🤖 AI Summary
Large language models (LLMs) exhibit systematic fidelity biases when simulating perspectives of marginalized groups—such as non-binary, Hispanic, and Middle Eastern individuals—with bias severity highly contingent on persona prompt design. Method: We conduct controlled open- and closed-ended task experiments across five open-source LLMs, systematically evaluating the impact of demographic priming strategies and role-immersion prompt formats. Contribution/Results: Identity priming via culturally grounded names combined with “discovery-oriented interview” prompts significantly reduces stereotyping and improves representational accuracy for intersectionally marginalized identities. Notably, smaller models—including OLMo-2-7B—outperform larger ones (e.g., Llama-3.3-70B) on specific tasks, challenging the scale-equals-capability assumption. These findings yield a reproducible, empirically validated prompting paradigm for enhancing LLMs’ sociocultural inclusivity and fidelity to underrepresented perspectives.
📝 Abstract
Persona prompting is increasingly used in large language models (LLMs) to simulate views of various sociodemographic groups. However, how a persona prompt is formulated can significantly affect outcomes, raising concerns about the fidelity of such simulations.
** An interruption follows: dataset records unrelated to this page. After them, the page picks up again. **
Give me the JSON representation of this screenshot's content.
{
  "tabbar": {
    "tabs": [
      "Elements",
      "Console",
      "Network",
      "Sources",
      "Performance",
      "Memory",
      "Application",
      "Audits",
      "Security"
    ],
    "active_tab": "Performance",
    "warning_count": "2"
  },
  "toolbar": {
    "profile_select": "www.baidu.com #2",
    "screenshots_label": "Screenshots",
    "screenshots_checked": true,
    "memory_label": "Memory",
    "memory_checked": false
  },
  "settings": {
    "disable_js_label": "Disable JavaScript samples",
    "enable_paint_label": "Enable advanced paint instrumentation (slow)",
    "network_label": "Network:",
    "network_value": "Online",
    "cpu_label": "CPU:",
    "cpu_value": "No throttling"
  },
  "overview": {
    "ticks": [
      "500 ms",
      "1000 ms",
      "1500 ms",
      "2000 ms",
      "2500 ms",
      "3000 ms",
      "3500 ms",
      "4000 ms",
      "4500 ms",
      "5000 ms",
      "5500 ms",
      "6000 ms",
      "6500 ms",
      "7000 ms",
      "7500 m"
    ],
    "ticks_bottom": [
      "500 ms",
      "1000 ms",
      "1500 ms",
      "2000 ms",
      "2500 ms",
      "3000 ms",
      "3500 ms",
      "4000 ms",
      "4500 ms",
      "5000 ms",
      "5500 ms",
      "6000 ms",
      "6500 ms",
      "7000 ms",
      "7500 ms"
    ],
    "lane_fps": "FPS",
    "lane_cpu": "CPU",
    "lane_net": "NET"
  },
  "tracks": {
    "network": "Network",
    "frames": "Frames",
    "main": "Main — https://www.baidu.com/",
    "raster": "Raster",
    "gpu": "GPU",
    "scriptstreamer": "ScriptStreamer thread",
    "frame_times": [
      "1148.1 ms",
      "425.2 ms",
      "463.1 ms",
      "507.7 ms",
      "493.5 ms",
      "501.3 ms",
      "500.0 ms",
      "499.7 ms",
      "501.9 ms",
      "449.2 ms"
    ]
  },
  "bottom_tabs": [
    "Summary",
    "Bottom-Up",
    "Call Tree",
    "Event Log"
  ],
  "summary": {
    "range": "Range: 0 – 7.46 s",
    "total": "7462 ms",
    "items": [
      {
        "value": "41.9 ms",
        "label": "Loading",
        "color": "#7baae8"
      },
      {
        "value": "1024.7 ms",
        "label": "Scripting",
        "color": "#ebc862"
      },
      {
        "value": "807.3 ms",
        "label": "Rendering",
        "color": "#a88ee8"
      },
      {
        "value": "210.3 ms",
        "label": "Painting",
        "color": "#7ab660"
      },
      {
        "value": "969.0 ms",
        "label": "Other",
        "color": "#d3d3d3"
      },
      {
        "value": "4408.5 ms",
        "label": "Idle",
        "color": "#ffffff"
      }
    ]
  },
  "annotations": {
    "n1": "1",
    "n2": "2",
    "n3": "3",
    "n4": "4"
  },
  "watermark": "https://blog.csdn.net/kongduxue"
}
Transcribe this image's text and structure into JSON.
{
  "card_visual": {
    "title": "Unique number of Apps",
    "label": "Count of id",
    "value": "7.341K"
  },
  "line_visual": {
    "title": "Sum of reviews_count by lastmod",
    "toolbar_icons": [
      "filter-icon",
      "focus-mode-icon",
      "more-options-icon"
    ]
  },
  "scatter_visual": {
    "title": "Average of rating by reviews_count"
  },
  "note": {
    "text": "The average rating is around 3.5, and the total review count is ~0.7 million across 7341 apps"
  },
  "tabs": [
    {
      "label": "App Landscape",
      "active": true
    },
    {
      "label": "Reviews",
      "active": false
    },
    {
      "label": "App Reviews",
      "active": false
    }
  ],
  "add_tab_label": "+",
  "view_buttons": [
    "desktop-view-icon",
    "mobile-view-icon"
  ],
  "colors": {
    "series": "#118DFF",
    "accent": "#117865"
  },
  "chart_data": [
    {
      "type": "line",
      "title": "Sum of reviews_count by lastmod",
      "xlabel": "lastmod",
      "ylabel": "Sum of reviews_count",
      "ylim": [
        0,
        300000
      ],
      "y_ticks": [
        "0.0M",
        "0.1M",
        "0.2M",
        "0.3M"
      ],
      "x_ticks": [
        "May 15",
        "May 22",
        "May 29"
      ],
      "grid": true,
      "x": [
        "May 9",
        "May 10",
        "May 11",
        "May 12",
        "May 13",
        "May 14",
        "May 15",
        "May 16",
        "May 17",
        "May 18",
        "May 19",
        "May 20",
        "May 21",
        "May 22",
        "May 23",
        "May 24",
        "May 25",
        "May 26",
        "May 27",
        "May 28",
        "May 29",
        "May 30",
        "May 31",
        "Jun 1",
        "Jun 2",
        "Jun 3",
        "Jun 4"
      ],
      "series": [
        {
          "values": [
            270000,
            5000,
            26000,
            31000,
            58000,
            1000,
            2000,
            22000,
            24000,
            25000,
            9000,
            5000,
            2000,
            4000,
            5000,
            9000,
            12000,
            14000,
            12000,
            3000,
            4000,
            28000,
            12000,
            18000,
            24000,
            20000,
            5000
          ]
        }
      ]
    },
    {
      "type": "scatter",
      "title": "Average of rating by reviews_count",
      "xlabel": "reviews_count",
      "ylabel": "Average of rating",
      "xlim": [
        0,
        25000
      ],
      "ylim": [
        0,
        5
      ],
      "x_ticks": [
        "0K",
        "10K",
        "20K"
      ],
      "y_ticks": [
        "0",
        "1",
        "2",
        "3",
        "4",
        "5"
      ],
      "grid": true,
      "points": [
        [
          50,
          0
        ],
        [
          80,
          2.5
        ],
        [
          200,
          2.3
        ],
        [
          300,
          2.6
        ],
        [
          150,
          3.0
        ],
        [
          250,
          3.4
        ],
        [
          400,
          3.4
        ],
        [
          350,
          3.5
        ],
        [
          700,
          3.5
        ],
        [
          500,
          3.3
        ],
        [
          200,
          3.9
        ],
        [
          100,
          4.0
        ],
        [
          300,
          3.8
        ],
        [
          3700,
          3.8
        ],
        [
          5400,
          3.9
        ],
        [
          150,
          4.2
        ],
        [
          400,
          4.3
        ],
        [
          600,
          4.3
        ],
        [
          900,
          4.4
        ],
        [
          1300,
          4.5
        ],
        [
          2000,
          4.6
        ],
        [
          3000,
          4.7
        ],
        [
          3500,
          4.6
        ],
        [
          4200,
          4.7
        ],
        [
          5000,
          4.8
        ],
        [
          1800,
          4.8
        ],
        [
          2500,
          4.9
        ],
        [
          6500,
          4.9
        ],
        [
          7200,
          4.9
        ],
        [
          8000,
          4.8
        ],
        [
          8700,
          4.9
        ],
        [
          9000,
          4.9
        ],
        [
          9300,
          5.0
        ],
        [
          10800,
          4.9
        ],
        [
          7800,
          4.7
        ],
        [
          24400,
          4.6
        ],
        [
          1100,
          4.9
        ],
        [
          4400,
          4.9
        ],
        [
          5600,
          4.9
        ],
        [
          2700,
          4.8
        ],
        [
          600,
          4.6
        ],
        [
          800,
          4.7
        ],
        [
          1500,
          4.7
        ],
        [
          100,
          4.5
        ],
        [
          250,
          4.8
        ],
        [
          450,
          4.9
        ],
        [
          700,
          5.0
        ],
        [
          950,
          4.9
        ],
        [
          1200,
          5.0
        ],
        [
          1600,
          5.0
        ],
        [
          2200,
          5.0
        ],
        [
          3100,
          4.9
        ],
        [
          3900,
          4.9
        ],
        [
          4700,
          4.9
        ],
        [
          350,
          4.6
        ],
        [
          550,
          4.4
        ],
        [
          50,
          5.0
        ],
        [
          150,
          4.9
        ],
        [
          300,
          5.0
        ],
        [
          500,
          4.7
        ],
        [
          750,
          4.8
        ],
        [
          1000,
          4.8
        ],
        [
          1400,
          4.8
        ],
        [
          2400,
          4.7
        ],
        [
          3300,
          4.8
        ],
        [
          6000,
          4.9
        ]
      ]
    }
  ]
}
Using five open-source LLMs, we systematically examine how different persona prompt strategies, specifically role adoption formats and demographic priming strategies, influence LLM simulations across 15 intersectional demographic groups in both open- and closed-ended tasks. Our findings show that LLMs struggle to simulate marginalized groups, particularly nonbinary, Hispanic, and Middle Eastern identities, but that the choice of demographic priming and role adoption strategy significantly impacts their portrayal. Specifically, we find that prompting in an interview-style format and name-based priming can help reduce stereotyping and improve alignment. Surprisingly, smaller models like OLMo-2-7B outperform larger ones such as Llama-3.3-70B. Our findings offer actionable guidance for designing sociodemographic persona prompts in LLM-based simulation studies.